Now, I admit that switching jobs isn't a really big deal. It's not like I sold my worldly possessions, moved to Tibet and sought spiritual enlightenment or anything. But to me it was a big deal. I was getting off the merry-go-round that all the normal people ride and heading over to the big scary roller coaster. I was doing three things I always loved: lifting weights, helping people out, and writing. And I was getting paid for it.
I think there's a very big difference between stability and stagnation. Weight training, in many ways, is a physical manifestation of this idea. We go to gym to battle against "normal," to fight the good fight and stave off death, to make sure our movie is a double feature and that we look damn good up there on the screen in the time that we have.
For some, it goes beyond stagnation; it turns into atrophy. Look closely at those around you. The average person's life reads like a tasteless recipe:
Step one: Go to work at a job you don't really like.
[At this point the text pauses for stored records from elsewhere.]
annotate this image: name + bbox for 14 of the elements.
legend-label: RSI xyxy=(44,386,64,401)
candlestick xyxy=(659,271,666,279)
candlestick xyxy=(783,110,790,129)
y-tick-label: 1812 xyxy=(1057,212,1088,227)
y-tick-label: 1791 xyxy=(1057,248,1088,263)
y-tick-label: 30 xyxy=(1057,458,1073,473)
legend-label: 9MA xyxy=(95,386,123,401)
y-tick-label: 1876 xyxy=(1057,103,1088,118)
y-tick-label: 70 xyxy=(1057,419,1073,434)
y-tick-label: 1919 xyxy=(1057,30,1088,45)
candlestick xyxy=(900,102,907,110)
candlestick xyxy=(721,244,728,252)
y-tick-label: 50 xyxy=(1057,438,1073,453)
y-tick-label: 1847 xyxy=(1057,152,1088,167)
Step two: Come home and watch several hours of TV.
Step three: Go to bed.
Step four: Wake up and do it all again.
Step five: Repeat until death.
Step six: Place leftovers in a Glad freezer bag.
I think about these things when I see people spending hours of their lives at meaningless hobbies instead of pursuing their dreams. As corny as it sounds, I think most people give up their dreams a few years out of high school and replace them with trivial diversions — watching TV, playing video games, collecting Beanie Babies. You hear them say, "I thought about opening up my own business at one time." "I should have tried out for that team." "I almost got my college degree." When they're 90, will they think, "So this is it?" What a petty epitaph to a human life.
It's like some people are on a remarkable quest to be average. They strive for nothing more than mediocrity. They sit in front of the boob tube and wait to die. They're not really happy living their lives vicariously through soap opera and sitcom characters, but they're content and that's much, much worse. They're people, but they're also sheep. They're sheeple. That's not a sin. Being satisfied with that role is a sin. I found myself playing this role once. You may be playing that role now. But as the Chinese say, the important thing is to be able to sacrifice at any moment what we are, for what we could become.
Happiness has been summed up by many as struggling, enduring and accomplishing in a field that you truly love. Maslow called it self-actualization, the state of achieving everything you're capable of. It sounds simple, but how many people are really doing this? Are you truly happy with your job or are you just going through the motions like a newbie at the gym who puts no effort into his training. Being a real T-Man goes beyond looking big, after all. It's about being in control and living your life the way you want to live it. Besides, isn't it decidedly un-Testosterone-ish to be a sheep? I'd rather be the wolf, wouldn't you?
As most Testosterone readers already know, you have to be strong to separate yourself from the crowd. If you're an avid reader of T-mag, then you've already taken the first step in removing yourself from the common flock. I sincerely believe that taking control of your body through diet and training is empowering. Sheep can't do this. Sheeple won't.
The flock is powerful, though. The crowd will do its best to draw you back in. ("Isn't that a little, you know, risky?") You may have to go it alone for a while. You may have to lose some friends. But that's okay in the end. You probably don't want to hang out with people who've given up on their lives anyway. They're uninteresting. They're boring. They're, in many ways, already dead.
Dead people speak to us. You only have to listen.